When I think of Stephen Miller, Ralph Waldo Emerson’s “a foolish consistency is the hobgoblin of little minds” springs to light immediately. When I think of Miller in tandem with Breckinridge Long I veer into Hannah Arendt territory about the banality of evil. Perhaps a stretch, perhaps not. In these times, the parameters and paradigms constantly shift.
Rabbi Neil Comess-Daniels, the spiritual leader of Beth Shir Shalom, the Miller family’s Reform synagogue in Santa Monica, became disturbed enough by his former congregant to call him out in a sermon on erev Rosh Hashanah. “Honestly, Mr. Miller, you’ve set back the Jewish contribution to making the world spiritually whole through your arbitrary division of these desperate families at our southern border,” he said. For speaking truth to power, Comess-Daniels provoked criticism in some quarters that a pulpit rabbi ought not single out an individual for condemnation but focus on larger, more generalized issues of immigration and the need for reforms.

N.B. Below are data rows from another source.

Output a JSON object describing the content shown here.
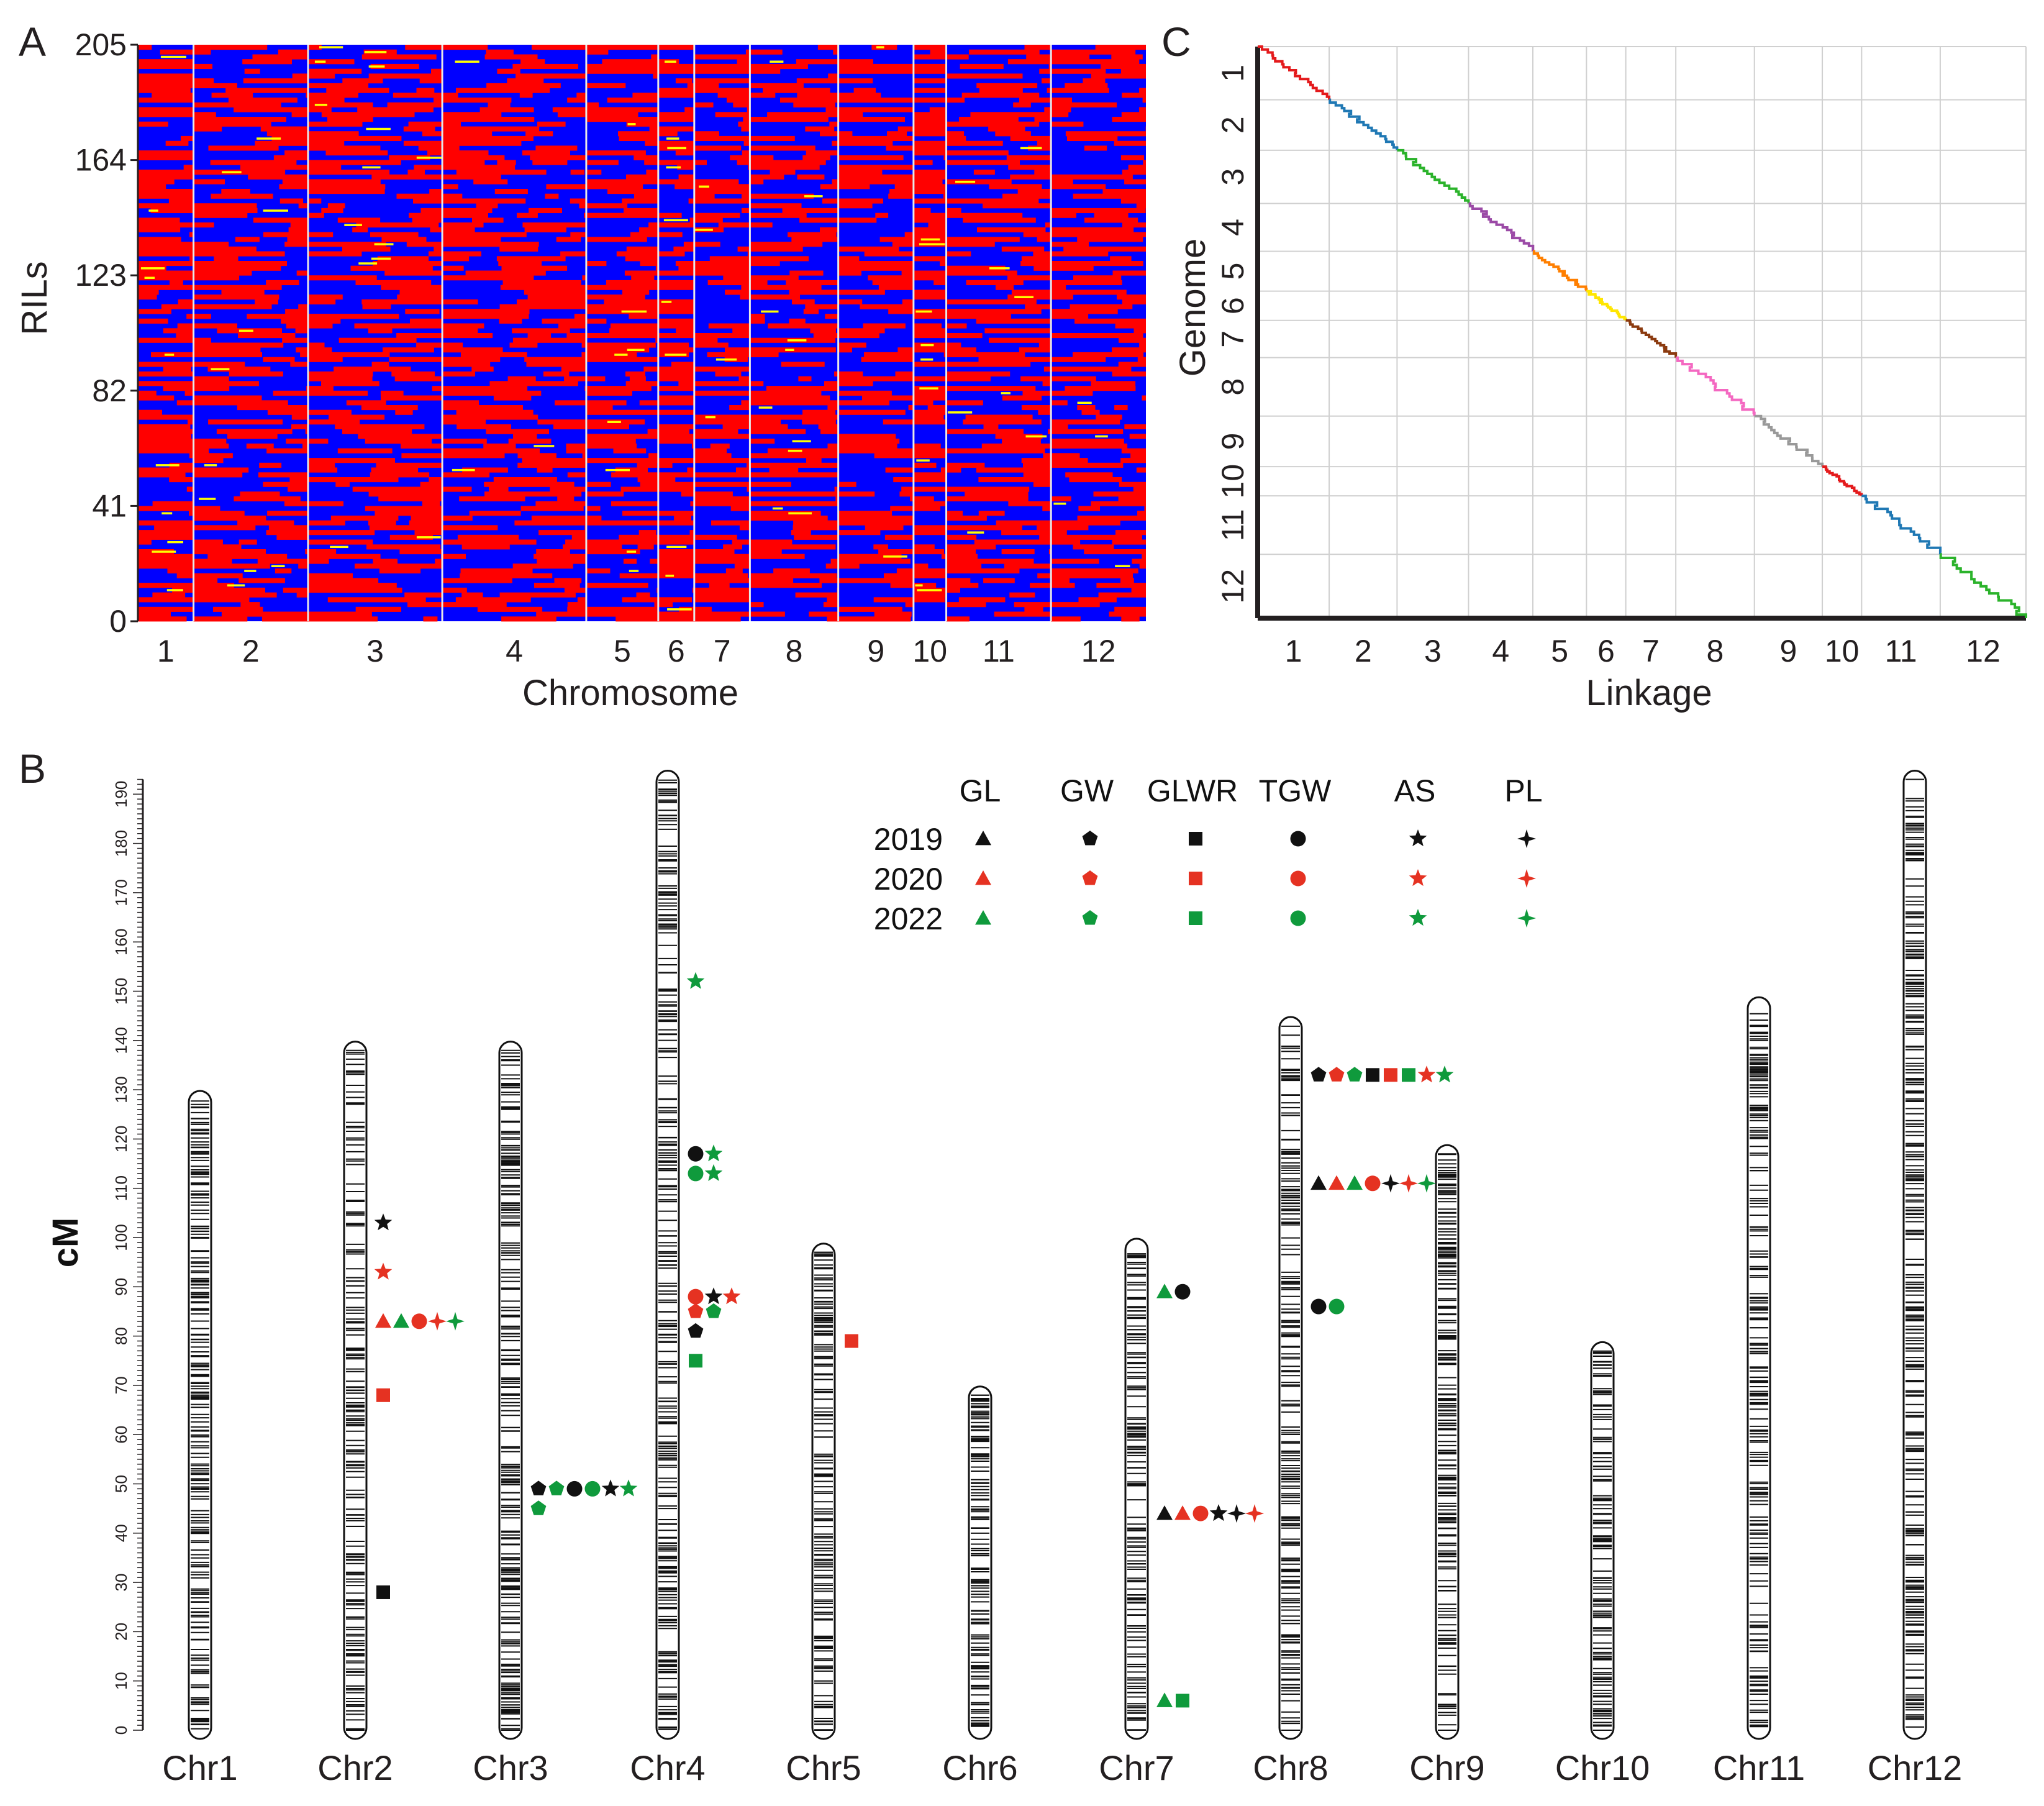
{
  "colors": {
    "parentA": "#ff0000",
    "parentB": "#0000ff",
    "heterozygous": "#ffff00",
    "text": "#231f20",
    "year_2019": "#111111",
    "year_2020": "#e53222",
    "year_2022": "#0f9a3c",
    "linkage_chr": [
      "#e41a1c",
      "#1f78b4",
      "#2bb32b",
      "#9b4aa6",
      "#ff7f00",
      "#ffe600",
      "#8b3a0f",
      "#f468c1",
      "#999999",
      "#e41a1c",
      "#1f78b4",
      "#2bb32b"
    ]
  },
  "panels": {
    "A": {
      "letter": "A",
      "ylabel": "RILs",
      "xlabel": "Chromosome",
      "y_ticks": [
        "205",
        "164",
        "123",
        "82",
        "41",
        "0"
      ],
      "chromosomes": [
        "1",
        "2",
        "3",
        "4",
        "5",
        "6",
        "7",
        "8",
        "9",
        "10",
        "11",
        "12"
      ]
    },
    "B": {
      "letter": "B",
      "ylabel": "cM",
      "cm_ticks": [
        "0",
        "10",
        "20",
        "30",
        "40",
        "50",
        "60",
        "70",
        "80",
        "90",
        "100",
        "110",
        "120",
        "130",
        "140",
        "150",
        "160",
        "170",
        "180",
        "190"
      ],
      "legend_traits": [
        "GL",
        "GW",
        "GLWR",
        "TGW",
        "AS",
        "PL"
      ],
      "legend_years": [
        "2019",
        "2020",
        "2022"
      ],
      "chromosomes": [
        "Chr1",
        "Chr2",
        "Chr3",
        "Chr4",
        "Chr5",
        "Chr6",
        "Chr7",
        "Chr8",
        "Chr9",
        "Chr10",
        "Chr11",
        "Chr12"
      ]
    },
    "C": {
      "letter": "C",
      "ylabel": "Genome",
      "xlabel": "Linkage",
      "y_ticks": [
        "1",
        "2",
        "3",
        "4",
        "5",
        "6",
        "7",
        "8",
        "9",
        "10",
        "11",
        "12"
      ],
      "x_ticks": [
        "1",
        "2",
        "3",
        "4",
        "5",
        "6",
        "7",
        "8",
        "9",
        "10",
        "11",
        "12"
      ]
    }
  },
  "chart_data": [
    {
      "panel": "A",
      "type": "heatmap",
      "title": "",
      "xlabel": "Chromosome",
      "ylabel": "RILs",
      "ylim": [
        0,
        205
      ],
      "y_ticks": [
        0,
        41,
        82,
        123,
        164,
        205
      ],
      "chromosome_relative_widths": [
        0.85,
        1.75,
        2.05,
        2.2,
        1.1,
        0.55,
        0.85,
        1.35,
        1.15,
        0.5,
        1.6,
        1.45
      ],
      "genotype_legend": []
    },
    {
      "panel": "B",
      "type": "scatter",
      "title": "",
      "ylabel": "cM",
      "ylim": [
        0,
        190
      ],
      "chromosome_length_cM": [
        128,
        138,
        138,
        193,
        97,
        68,
        98,
        143,
        117,
        77,
        147,
        193
      ],
      "qtl": [
        {
          "chr": 2,
          "cM": 103,
          "trait": "AS",
          "year": "2019"
        },
        {
          "chr": 2,
          "cM": 93,
          "trait": "AS",
          "year": "2020"
        },
        {
          "chr": 2,
          "cM": 83,
          "trait": "GL",
          "year": "2020"
        },
        {
          "chr": 2,
          "cM": 83,
          "trait": "GL",
          "year": "2022"
        },
        {
          "chr": 2,
          "cM": 83,
          "trait": "TGW",
          "year": "2020"
        },
        {
          "chr": 2,
          "cM": 83,
          "trait": "PL",
          "year": "2020"
        },
        {
          "chr": 2,
          "cM": 83,
          "trait": "PL",
          "year": "2022"
        },
        {
          "chr": 2,
          "cM": 68,
          "trait": "GLWR",
          "year": "2020"
        },
        {
          "chr": 2,
          "cM": 28,
          "trait": "GLWR",
          "year": "2019"
        },
        {
          "chr": 3,
          "cM": 49,
          "trait": "GW",
          "year": "2019"
        },
        {
          "chr": 3,
          "cM": 49,
          "trait": "GW",
          "year": "2022"
        },
        {
          "chr": 3,
          "cM": 49,
          "trait": "TGW",
          "year": "2019"
        },
        {
          "chr": 3,
          "cM": 49,
          "trait": "TGW",
          "year": "2022"
        },
        {
          "chr": 3,
          "cM": 49,
          "trait": "AS",
          "year": "2019"
        },
        {
          "chr": 3,
          "cM": 49,
          "trait": "AS",
          "year": "2022"
        },
        {
          "chr": 3,
          "cM": 45,
          "trait": "GW",
          "year": "2022"
        },
        {
          "chr": 4,
          "cM": 152,
          "trait": "AS",
          "year": "2022"
        },
        {
          "chr": 4,
          "cM": 117,
          "trait": "TGW",
          "year": "2019"
        },
        {
          "chr": 4,
          "cM": 117,
          "trait": "AS",
          "year": "2022"
        },
        {
          "chr": 4,
          "cM": 113,
          "trait": "TGW",
          "year": "2022"
        },
        {
          "chr": 4,
          "cM": 113,
          "trait": "AS",
          "year": "2022"
        },
        {
          "chr": 4,
          "cM": 88,
          "trait": "TGW",
          "year": "2020"
        },
        {
          "chr": 4,
          "cM": 88,
          "trait": "AS",
          "year": "2019"
        },
        {
          "chr": 4,
          "cM": 88,
          "trait": "AS",
          "year": "2020"
        },
        {
          "chr": 4,
          "cM": 85,
          "trait": "GW",
          "year": "2020"
        },
        {
          "chr": 4,
          "cM": 85,
          "trait": "GW",
          "year": "2022"
        },
        {
          "chr": 4,
          "cM": 81,
          "trait": "GW",
          "year": "2019"
        },
        {
          "chr": 4,
          "cM": 75,
          "trait": "GLWR",
          "year": "2022"
        },
        {
          "chr": 5,
          "cM": 79,
          "trait": "GLWR",
          "year": "2020"
        },
        {
          "chr": 7,
          "cM": 89,
          "trait": "GL",
          "year": "2022"
        },
        {
          "chr": 7,
          "cM": 89,
          "trait": "TGW",
          "year": "2019"
        },
        {
          "chr": 7,
          "cM": 44,
          "trait": "GL",
          "year": "2019"
        },
        {
          "chr": 7,
          "cM": 44,
          "trait": "GL",
          "year": "2020"
        },
        {
          "chr": 7,
          "cM": 44,
          "trait": "TGW",
          "year": "2020"
        },
        {
          "chr": 7,
          "cM": 44,
          "trait": "AS",
          "year": "2019"
        },
        {
          "chr": 7,
          "cM": 44,
          "trait": "PL",
          "year": "2019"
        },
        {
          "chr": 7,
          "cM": 44,
          "trait": "PL",
          "year": "2020"
        },
        {
          "chr": 7,
          "cM": 6,
          "trait": "GL",
          "year": "2022"
        },
        {
          "chr": 7,
          "cM": 6,
          "trait": "GLWR",
          "year": "2022"
        },
        {
          "chr": 8,
          "cM": 133,
          "trait": "GW",
          "year": "2019"
        },
        {
          "chr": 8,
          "cM": 133,
          "trait": "GW",
          "year": "2020"
        },
        {
          "chr": 8,
          "cM": 133,
          "trait": "GW",
          "year": "2022"
        },
        {
          "chr": 8,
          "cM": 133,
          "trait": "GLWR",
          "year": "2019"
        },
        {
          "chr": 8,
          "cM": 133,
          "trait": "GLWR",
          "year": "2020"
        },
        {
          "chr": 8,
          "cM": 133,
          "trait": "GLWR",
          "year": "2022"
        },
        {
          "chr": 8,
          "cM": 133,
          "trait": "AS",
          "year": "2020"
        },
        {
          "chr": 8,
          "cM": 133,
          "trait": "AS",
          "year": "2022"
        },
        {
          "chr": 8,
          "cM": 111,
          "trait": "GL",
          "year": "2019"
        },
        {
          "chr": 8,
          "cM": 111,
          "trait": "GL",
          "year": "2020"
        },
        {
          "chr": 8,
          "cM": 111,
          "trait": "GL",
          "year": "2022"
        },
        {
          "chr": 8,
          "cM": 111,
          "trait": "TGW",
          "year": "2020"
        },
        {
          "chr": 8,
          "cM": 111,
          "trait": "PL",
          "year": "2019"
        },
        {
          "chr": 8,
          "cM": 111,
          "trait": "PL",
          "year": "2020"
        },
        {
          "chr": 8,
          "cM": 111,
          "trait": "PL",
          "year": "2022"
        },
        {
          "chr": 8,
          "cM": 86,
          "trait": "TGW",
          "year": "2019"
        },
        {
          "chr": 8,
          "cM": 86,
          "trait": "TGW",
          "year": "2022"
        }
      ]
    },
    {
      "panel": "C",
      "type": "line",
      "title": "",
      "xlabel": "Linkage",
      "ylabel": "Genome",
      "x_categories": [
        "1",
        "2",
        "3",
        "4",
        "5",
        "6",
        "7",
        "8",
        "9",
        "10",
        "11",
        "12"
      ],
      "y_categories": [
        "1",
        "2",
        "3",
        "4",
        "5",
        "6",
        "7",
        "8",
        "9",
        "10",
        "11",
        "12"
      ],
      "chromosome_relative_sizes": [
        1.0,
        0.95,
        1.0,
        0.9,
        0.75,
        0.55,
        0.7,
        1.1,
        0.95,
        0.55,
        1.1,
        1.2
      ],
      "grid": true
    }
  ]
}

I share a surname (but not the inspiration) with Emma Lazarus, the poet who wrote the “The New Colossus,” the poem at the base of the Statue of Liberty. In an interview, Miller contended the verses “Give me your tired, your poor, your huddled masses yearning to breathe free…” bore scant relation to immigration since the poem was added later and was not part of the original statue. I can only count my blessings that neither Long or Miller were the gatekeepers when my mother and grandparents came to these shores and passed the lamp lifted beside the golden door.